Flat landslides, typically characterized by crack grooves, are a common type of special disasters in southwestern China. However, the dense vegetation and complex terrain in disaster-developed areas limit the efficiency of conventional ground or remote sensing (RS) survey methods in the identification and extraction of disaster information. As one of the emerging remote sensing technologies, the airborne LiDAR technology and its data visualization analysis methods provide a new solution for the accurate identification of flat landslides.

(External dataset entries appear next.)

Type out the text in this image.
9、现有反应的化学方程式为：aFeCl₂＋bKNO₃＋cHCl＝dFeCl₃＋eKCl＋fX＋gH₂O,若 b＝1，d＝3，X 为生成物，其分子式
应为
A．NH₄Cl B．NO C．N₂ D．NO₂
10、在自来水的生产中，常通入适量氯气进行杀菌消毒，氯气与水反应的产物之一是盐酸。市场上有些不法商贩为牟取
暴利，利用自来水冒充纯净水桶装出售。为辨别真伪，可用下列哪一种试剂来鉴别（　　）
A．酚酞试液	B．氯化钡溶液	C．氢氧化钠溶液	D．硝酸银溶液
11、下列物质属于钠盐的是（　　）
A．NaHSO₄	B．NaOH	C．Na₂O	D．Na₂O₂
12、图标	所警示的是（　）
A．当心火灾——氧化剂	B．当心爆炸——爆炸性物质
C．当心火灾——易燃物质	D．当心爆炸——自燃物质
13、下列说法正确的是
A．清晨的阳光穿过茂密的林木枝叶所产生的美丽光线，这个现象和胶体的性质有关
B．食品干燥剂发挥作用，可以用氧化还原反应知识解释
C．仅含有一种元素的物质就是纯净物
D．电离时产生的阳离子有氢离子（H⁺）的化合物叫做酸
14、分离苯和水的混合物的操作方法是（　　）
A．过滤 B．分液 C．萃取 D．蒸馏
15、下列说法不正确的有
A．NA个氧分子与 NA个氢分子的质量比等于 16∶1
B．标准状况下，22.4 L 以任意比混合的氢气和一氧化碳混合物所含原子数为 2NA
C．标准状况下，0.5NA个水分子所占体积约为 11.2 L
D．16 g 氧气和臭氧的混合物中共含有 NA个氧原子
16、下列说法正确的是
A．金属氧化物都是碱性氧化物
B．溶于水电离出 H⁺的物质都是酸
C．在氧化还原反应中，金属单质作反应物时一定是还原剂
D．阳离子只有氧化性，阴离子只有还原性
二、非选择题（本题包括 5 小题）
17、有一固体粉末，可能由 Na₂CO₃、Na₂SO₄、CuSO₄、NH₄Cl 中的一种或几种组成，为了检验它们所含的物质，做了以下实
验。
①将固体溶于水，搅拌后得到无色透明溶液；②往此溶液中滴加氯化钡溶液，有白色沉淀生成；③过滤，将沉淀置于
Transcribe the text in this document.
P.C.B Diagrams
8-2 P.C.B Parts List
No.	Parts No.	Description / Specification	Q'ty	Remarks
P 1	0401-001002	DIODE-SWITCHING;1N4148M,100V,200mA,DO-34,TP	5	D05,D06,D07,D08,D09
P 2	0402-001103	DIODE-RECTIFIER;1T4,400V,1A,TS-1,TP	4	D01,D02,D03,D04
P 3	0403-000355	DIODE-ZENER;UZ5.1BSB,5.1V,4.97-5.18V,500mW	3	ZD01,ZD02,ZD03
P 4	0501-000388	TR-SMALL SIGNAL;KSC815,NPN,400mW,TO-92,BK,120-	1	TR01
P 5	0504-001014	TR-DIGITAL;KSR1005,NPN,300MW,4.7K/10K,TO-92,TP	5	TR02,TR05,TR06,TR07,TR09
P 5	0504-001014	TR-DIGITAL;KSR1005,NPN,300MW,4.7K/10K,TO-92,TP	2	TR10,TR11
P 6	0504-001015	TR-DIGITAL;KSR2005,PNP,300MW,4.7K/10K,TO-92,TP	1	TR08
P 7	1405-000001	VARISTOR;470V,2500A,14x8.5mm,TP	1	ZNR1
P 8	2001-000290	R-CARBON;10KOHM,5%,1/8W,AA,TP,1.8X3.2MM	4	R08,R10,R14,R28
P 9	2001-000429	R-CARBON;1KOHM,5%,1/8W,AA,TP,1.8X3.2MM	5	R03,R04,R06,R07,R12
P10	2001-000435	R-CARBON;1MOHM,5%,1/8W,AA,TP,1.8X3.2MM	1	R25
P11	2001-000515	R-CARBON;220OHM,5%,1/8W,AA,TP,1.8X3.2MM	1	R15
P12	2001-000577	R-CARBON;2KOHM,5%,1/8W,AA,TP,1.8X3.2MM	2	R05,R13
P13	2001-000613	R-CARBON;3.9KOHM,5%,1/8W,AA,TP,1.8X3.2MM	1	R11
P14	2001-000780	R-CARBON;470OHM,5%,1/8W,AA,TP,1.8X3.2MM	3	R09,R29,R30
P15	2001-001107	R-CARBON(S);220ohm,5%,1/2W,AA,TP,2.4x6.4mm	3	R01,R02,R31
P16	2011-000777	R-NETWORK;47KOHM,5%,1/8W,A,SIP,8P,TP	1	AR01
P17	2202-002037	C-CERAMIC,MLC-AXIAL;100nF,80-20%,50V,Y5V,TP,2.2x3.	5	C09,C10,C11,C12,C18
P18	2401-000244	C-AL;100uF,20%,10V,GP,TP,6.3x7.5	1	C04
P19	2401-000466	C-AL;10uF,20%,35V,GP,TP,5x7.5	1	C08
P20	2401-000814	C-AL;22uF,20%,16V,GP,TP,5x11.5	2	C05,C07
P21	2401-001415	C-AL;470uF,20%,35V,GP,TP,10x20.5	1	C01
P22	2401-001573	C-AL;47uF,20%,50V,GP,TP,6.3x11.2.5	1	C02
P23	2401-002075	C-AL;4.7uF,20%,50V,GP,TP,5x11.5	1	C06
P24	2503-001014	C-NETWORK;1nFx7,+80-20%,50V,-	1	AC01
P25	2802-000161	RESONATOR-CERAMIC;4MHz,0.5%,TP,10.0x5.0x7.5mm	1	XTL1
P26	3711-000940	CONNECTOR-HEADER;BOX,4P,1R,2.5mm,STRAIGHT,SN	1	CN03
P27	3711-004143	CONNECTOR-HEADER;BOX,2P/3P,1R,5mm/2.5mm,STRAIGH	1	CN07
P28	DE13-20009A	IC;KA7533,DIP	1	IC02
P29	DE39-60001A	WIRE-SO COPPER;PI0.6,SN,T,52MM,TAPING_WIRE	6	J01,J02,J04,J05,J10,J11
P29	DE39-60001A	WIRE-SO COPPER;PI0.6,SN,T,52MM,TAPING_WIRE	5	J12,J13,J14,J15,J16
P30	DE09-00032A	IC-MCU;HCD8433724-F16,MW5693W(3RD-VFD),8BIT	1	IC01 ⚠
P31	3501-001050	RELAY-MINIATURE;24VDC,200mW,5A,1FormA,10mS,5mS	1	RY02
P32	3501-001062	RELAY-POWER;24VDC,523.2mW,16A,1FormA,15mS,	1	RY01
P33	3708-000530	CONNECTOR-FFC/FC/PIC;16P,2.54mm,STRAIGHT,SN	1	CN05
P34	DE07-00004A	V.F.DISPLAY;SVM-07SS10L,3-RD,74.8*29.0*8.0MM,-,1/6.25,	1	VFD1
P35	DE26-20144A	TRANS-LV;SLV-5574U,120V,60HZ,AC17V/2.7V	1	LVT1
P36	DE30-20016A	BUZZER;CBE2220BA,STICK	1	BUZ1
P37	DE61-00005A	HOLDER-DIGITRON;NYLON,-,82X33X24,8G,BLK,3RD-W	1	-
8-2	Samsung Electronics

First, the high resolution digital elevation model (HRDEM) can be obtained using the UAV airborne LiDAR. Then, the HRDEM can be combined with visualization methods including sky view factor (SVF), hillshades, and 3D morphology simulation for the effective identification of flat landslides and their crack grooves. This study investigated the newly identified landslide hazard in the southern part of Nuoguzhai Village, Chunzai Town, Tongjiang County, northern Sichuan Province. The comprehensive RS identification method was used to realize the construction of landslide identification signs, the determination of the landslide boundary, the identification of crack groove position, and information extraction based on airborne LiDAR data. Combined with the results of field surveys, the effectiveness of the airborne LiDAR technology for the identification of flat landslides and their crack grooves in highly vegetation-covered areas was verified from both qualitative and quantitative aspects. The related study results can be used as a reference for the early identification, monitoring, and prevention of flat landslides.